N. In November 2017, a request was filed with the Tel-Aviv–Jaffa District Court to approve a derivative lawsuit on behalf of Oil Refineries Ltd. (hereinafter – "ORL" and "the Request", respectively). The Request is based on the petitioner's contention that the undertaking in the electricity purchase transaction between ORL and Rotem is an extraordinary interested party transaction that did not receive the approval of the General Meeting of the shareholders of ORL on the relevant dates. The respondents to the Request include ORL, Rotem, Israel Corporation Ltd. and the members of ORL's Board of Directors at the time of entering into the electricity purchase transaction. The requested remedies include remedies such as a "mandatory" injunction and financial remedies.
In July 2018, Rotem submitted its response to the Request. A pre-trial hearing is scheduled for May 2019.
In Rotem's estimation, based on its legal advisors, it is more likely than not that the Request will not be accepted by the Court and, accordingly, no provision was recorded in the financial statements in connection with the Request.

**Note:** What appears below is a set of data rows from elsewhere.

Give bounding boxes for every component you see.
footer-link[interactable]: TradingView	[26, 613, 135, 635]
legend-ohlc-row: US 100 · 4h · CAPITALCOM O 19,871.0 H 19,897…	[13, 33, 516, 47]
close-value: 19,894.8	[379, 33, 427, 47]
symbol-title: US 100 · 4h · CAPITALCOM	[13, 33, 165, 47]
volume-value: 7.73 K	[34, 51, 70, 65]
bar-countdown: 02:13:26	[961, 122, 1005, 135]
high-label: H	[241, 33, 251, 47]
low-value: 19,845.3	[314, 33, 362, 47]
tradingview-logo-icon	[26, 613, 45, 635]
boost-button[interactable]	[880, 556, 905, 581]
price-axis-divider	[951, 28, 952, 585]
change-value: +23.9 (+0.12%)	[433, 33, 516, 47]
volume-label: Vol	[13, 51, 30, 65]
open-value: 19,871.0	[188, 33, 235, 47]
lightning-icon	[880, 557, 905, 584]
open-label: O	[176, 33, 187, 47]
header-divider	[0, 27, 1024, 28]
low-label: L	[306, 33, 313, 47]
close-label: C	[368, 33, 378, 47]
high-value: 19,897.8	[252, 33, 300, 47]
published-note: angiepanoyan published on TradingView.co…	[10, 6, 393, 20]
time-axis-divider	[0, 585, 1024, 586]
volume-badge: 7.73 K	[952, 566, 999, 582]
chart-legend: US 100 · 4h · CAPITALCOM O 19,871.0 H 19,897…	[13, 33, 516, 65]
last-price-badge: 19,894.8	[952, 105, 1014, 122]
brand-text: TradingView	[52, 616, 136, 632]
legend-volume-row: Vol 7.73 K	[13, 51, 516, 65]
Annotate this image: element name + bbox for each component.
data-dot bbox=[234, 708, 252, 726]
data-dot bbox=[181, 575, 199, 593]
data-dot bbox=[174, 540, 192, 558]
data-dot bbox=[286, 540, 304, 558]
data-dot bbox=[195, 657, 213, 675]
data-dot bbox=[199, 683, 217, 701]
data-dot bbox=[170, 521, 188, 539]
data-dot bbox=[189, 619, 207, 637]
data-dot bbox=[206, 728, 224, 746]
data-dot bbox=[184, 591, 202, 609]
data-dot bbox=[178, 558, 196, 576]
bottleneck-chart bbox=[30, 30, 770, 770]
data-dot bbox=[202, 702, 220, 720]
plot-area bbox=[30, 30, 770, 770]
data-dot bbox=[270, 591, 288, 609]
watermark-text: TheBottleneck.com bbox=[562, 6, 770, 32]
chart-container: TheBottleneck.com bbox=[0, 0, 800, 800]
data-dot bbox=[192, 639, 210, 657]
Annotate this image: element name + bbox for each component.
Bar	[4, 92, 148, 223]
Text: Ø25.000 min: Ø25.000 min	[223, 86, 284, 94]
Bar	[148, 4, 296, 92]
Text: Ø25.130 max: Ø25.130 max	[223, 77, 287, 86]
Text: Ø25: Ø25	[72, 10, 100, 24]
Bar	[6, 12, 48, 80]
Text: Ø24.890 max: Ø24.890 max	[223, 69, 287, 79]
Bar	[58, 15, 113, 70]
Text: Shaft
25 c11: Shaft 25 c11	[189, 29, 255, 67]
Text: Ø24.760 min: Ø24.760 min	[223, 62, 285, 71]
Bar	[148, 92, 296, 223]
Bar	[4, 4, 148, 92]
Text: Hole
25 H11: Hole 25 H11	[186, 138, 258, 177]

O. In January 2018, a request was filed with the District Court in Tel-Aviv–Jaffa for certification of a derivative claim (hereinafter in this Note – "the Request") by a shareholder in Oil Refineries Ltd. (hereinafter – "ORL") against former and current directors of ORL, Israel Chemicals Ltd., Israel Corporation Ltd., Mr. Idan Ofer, Mr. Ehud Angel, and against the Company, Rotem and Hadera (hereinafter – "the OPC Group"). The subject matter of the Request involves gas purchase transactions of ORL, Israel Chemicals Ltd. and the OPC Group (hereinafter – "the Companies"), including the inter-company aspects thereof, including: (1) a transaction of the Companies for purchase of natural gas from Tamar Partners (for additional information see Note 25G); and (2) transactions of the Companies for purchase of natural gas from Energean (for additional information see Note 25G). Regarding a transaction with Energean, in brief, the plaintiff claims that, in addition to the transaction of the Companies with Energean, a transaction is required among the Companies themselves for allocation of the economic benefits achieved in the joint negotiations in a manner that properly reflects the purchasing power and the negotiating strength of each of them.
The plaintiff contends that the alleged absence of such an inter-company transaction (or the alleged absence of a proper proceeding for allocation of the benefit) adversely impacts ORL (is not at arm's length regarding the inter-company aspect), and ORL does not receive its share of the economic benefit in light of its significant purchasing power and its contribution to the negotiations with Energean (among other things, in light of the fact that the transaction was executed at similar prices to the Group Companies). The principal remedies sought by the plaintiff in the Request with respect to the Energean transaction are several declaratory and monetary measures, including, among other things, implementation of an inter-company proceeding.
Regarding the Tamar transaction, the plaintiff argues that engagement in the Tamar transaction was not properly approved by ORL and raises other allegations in relation to this transaction, including whether the transaction is beneficial to ORL and at arm's length; in relation to the Tamar transaction, declaratory remedies and compensation remedies are sought and/or refunding of the benefit amounts allegedly received by the Company and the other parties to the transaction at the expense of ORL, with the addition of the claimed coefficient.

In August 2018, OPC Group submitted its response to the Request. OPC Group rejected the contentions appearing in the Request and requested summary dismissal of the Request. A pre-trial hearing has been scheduled for June 2019.
In the Company's estimation, based on its legal advisors, it is more reasonable than not that the Request will not be accepted by the Court and, accordingly, no provision was included in the financial statements in respect of the Request.